去る10月4日~6日に、芝居屋さんプロデュース『トーフの心臓』(應典院寺町倶楽部協力事業・大竹野正典没後10年 記念公演)が開催されました。故・大竹野正典氏のコメディテイスト溢れる作品を、作家と作品世界への大きな愛と敬意を随所に散りばめた演出で懐かしくも新しい空間に創り上げました。今回は、読む人・観る人・書く人の岡田祥子さんにレビューをご執筆いただきました。


やがてかなしきー『トーフの心臓』を観てー

10月4日と5日夜、1時間50分、浄土宗應典院本堂にて、大竹野正典没後10年記念公演芝居屋さんプロデュース『トーフの心臓』を観た。大竹野正典作、黒澤隆幸演出である。
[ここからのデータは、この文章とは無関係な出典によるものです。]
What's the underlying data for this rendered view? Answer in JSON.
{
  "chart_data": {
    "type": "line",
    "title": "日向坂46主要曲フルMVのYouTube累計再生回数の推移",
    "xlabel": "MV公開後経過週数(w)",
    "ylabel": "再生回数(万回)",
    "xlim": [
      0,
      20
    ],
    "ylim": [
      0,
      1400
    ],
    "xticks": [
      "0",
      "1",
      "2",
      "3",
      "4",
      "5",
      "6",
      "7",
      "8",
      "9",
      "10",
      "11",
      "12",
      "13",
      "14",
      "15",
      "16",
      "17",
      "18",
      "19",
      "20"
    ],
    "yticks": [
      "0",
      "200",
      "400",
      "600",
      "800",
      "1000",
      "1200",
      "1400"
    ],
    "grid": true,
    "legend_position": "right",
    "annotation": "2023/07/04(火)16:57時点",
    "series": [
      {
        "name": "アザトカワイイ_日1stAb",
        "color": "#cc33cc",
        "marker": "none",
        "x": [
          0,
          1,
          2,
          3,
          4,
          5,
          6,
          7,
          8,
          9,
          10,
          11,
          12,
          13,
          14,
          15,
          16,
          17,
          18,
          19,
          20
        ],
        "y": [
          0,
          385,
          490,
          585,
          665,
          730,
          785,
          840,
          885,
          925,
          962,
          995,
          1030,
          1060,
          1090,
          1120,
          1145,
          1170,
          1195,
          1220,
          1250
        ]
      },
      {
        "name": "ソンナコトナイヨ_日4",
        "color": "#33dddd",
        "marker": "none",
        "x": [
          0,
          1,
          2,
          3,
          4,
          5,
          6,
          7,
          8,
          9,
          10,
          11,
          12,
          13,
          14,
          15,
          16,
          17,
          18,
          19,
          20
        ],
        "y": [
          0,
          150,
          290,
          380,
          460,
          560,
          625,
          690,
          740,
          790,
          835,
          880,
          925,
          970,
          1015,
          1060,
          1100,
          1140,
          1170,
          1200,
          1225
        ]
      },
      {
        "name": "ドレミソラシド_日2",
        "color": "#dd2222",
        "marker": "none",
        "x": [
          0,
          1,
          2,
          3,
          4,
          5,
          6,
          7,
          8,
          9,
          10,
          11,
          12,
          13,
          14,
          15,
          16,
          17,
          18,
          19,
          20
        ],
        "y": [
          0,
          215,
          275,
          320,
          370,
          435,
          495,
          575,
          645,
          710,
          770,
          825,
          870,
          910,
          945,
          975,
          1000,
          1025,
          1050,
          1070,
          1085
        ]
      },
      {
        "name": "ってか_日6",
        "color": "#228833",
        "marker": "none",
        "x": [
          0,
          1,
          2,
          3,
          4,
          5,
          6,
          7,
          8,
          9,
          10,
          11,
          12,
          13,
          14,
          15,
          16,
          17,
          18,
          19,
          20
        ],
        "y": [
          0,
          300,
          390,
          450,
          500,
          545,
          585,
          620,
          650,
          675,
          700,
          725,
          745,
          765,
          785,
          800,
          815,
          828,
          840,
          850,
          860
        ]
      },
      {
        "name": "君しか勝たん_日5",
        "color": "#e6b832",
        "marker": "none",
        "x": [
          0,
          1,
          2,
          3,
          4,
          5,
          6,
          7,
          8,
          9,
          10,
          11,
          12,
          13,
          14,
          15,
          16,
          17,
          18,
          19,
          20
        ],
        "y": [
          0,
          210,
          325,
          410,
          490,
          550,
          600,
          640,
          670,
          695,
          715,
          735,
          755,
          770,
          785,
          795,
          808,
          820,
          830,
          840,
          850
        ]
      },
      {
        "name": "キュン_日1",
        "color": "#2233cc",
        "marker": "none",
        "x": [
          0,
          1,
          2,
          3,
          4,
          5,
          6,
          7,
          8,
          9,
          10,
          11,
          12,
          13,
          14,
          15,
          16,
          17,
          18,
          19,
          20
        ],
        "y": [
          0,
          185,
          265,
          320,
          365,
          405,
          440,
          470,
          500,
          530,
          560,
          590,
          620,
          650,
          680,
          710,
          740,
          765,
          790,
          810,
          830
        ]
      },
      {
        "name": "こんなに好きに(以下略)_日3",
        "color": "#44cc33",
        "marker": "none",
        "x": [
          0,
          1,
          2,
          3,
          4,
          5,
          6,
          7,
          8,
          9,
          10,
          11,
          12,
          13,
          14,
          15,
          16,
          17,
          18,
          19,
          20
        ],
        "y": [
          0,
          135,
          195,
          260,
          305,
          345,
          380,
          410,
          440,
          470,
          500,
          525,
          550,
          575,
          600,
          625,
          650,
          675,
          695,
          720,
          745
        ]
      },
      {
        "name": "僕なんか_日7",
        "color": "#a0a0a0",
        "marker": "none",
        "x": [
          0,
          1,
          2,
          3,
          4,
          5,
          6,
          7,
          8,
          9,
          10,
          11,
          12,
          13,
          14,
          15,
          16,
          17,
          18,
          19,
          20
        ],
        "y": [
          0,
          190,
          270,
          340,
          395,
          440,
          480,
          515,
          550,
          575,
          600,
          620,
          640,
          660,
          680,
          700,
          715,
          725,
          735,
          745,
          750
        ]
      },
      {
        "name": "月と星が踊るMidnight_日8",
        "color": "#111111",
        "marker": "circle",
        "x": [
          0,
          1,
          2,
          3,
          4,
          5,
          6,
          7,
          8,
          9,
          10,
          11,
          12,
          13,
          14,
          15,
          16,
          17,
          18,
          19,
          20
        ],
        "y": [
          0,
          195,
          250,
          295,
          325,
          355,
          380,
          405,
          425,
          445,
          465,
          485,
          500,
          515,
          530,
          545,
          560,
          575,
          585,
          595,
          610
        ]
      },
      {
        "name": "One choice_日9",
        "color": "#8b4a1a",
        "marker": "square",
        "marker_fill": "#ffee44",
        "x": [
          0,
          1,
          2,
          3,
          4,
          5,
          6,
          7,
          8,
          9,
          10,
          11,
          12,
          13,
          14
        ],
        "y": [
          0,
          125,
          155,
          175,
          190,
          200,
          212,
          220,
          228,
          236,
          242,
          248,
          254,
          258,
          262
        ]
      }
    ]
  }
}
当日パンフレットの芝居屋さんの文章によると、この作品は1993年2月に扇町ミュージアムで上演されている。その時からすでに26年が経過しているが、さほど古さを感じなかったのは、作者と私が同世代だからだろうか。悪名高かった戸塚ヨットスクールとおぼしき学校が出てきたり、「ちびくろサンボ」の歌が歌われたり、はっきり当時の時代性が現れているのだが、若い人は違和感なく観ていたのだろうか。そもそも題名の『トーフの心臓』自体が、萩尾望都の漫画『トーマの心臓』のもじりである。ドイツのギムナジウムを舞台にユーリとエーリク、2人の少年の愛が描かれた『トーマの心臓』は、10代の頃の私の最大の愛読書であったが、今も読まれているのだろうか。 聞いてみたいところである。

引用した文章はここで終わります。